CD: „Der angenehme Betrug oder der Carneval von Venedig“, Reinhard Keiser

Venezianischer Carneval auf Hamburgisch

„Der angenehme Betrug oder Der Carneval von Venedig“ erfreute sich seinerzeit an führenden Opernhäusern in mittel- bis norddeutschen Landen besonderen Beliebtheit. Das «Spiel mit Gesang», welches den Gästen der Hamburger Oper am Gänsemarkt als auch des Leipziger Opernhauses am Brühl ein Menü großer Affekte servierte, zeichnete aus Sicht des deutschen Barocks, wie der ihn hier vertretenden Komponisten Reinhard Keiser, Christoph Graupner und Johann David Heinichen, ein italienisches Fantasiebild, das sich mit «La dolce vita», «Aventure amorose», italienischem Machismo und allerlei ähnlichen «Lastern» beschäftigte.

Die Arien und Duette thematisieren die ewige Liebe, ewige Treue, leichtfertigen Betrug, quälende Eifersucht, Trauer und große Freiheit. Allen voran steht allerdings das Motto der «teutschen Prinzessin Celinde» – „Frei von Lieben, frei von Leiden“ – demgemäß sie sich nach der Stadt in der Lagune begeben hat, um die Opern der dortigen Karnevalssaison zu besuchen.

Zur Handlung: Es geht in der Oper um zwei venezianische Liebespaare, Leonore und Leander sowie Isabella und Rudolfo während des Karnevals in Venedig. Leander verliebt sich in Isabella, während Rudolfo Leonore liebt. Rudolfo behauptet Leonore gegenüber, Leander sei tot, um sie zu gewinnen. Doch Leonore bemerkt, dass Leander noch lebt und behauptet nun ihm gegenüber, Isabella sei tot. Damit sind Leonore und Leander wieder vereint. Auch Isabella und Rudolfo werden schließlich wieder ein Paar. (Man denkt an Mozarts „Cosi fan tutte“, deren Handlung ganz ähnlich ist.)

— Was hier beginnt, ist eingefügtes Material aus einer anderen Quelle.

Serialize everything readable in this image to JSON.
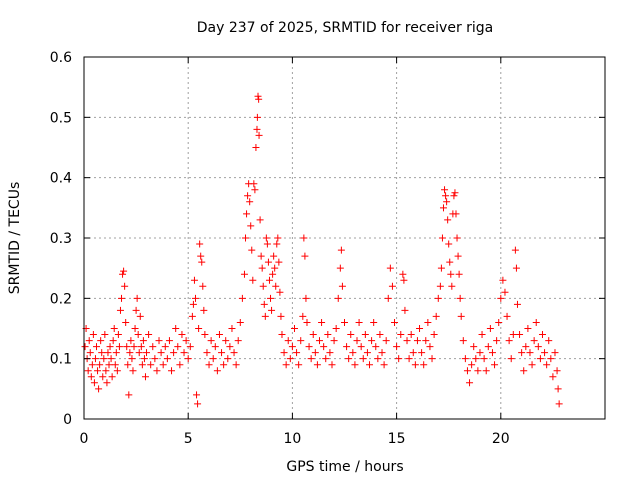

Ein weiteres „Paar“ sind Celinde, eine „verkleidete Prinzessin aus Teutschland“, welche sich nur für Tanz und Oper interessiert und von der Liebe nichts hören mag, denn Liebe bedeutet für sie Leiden, und ihr Verehrer Myrtenio, ein „Teutscher Prinz“, der sehr unglücklich ist, dass Celinde ihn nicht erhört, sich aber schließlich von ihr überzeugen lässt, der Liebe zu entsagen, um nie aus Liebe leiden zu müssen. Mit der Soubrettenfigur der Celinde „verbeugt sich die hamburgische Oper vor der venezianischen Tradition, indem sie mit ihr…eine Protagonistin vorstellt, die sich wesentlich mehr für die Karnevalsoper als für die Avancen ihres Verehrers Myrtenio interessiert“, (so im Booklet vorliegender Einspielung). Beim Happyend der Oper schließlich besingt der Chor denn auch die Moral des Karnevals wie der Oper: „So kann uns diese schöne Zeit auch die schönste Freiheit geben“

Die Textvorlage der Oper war Anfang des 18. Jahrhunderts so beliebt, dass das Werk immer wieder umgeschrieben und weiterentwickelt wurde. Das ursprüngliche Hamburger Libretto beruhte auf einem französischen Vorbild, dem Comédie-Ballett „Le Carneval de Venice“ von André Campra, uraufgeführt in Paris 1699. Der herzoglich sachsen-weißenfelsische Sekretär und Prokurator Johann August Meister übersetzte das Textbuch zunächst für den Weißenfelser Hof, dann für die Hamburger Gänsemarkt-Oper. Dabei veränderte er die französiche Oper nach örtlichem Geschmack.

Keisers Oper ist zwar vorwiegend in hochdeutscher Sprache geschrieben, enthält aber auch einige Arien in italienischer, französischer und plattdeutscher Sprache. Die „nieder-sächsischen Mägde“ Trintje und Severin reden bzw. singen plattdeutsch.  In der Oper wird als Huldigung an Italien ein Lied auf die Melodie von „O mamma, mamma cara“ gesungen, das auf eine neapolitanische Canzonetta zurückgeht. Später wurde es u. a. als das Lied „Mein Hut der hat drei Ecken“ bekannt. Die dreisprachige, deutsch-italienisch-französische Textversion war übrigens typisch für das Haus an der Alster. Die Hamburger waren eben immer schon weltoffen.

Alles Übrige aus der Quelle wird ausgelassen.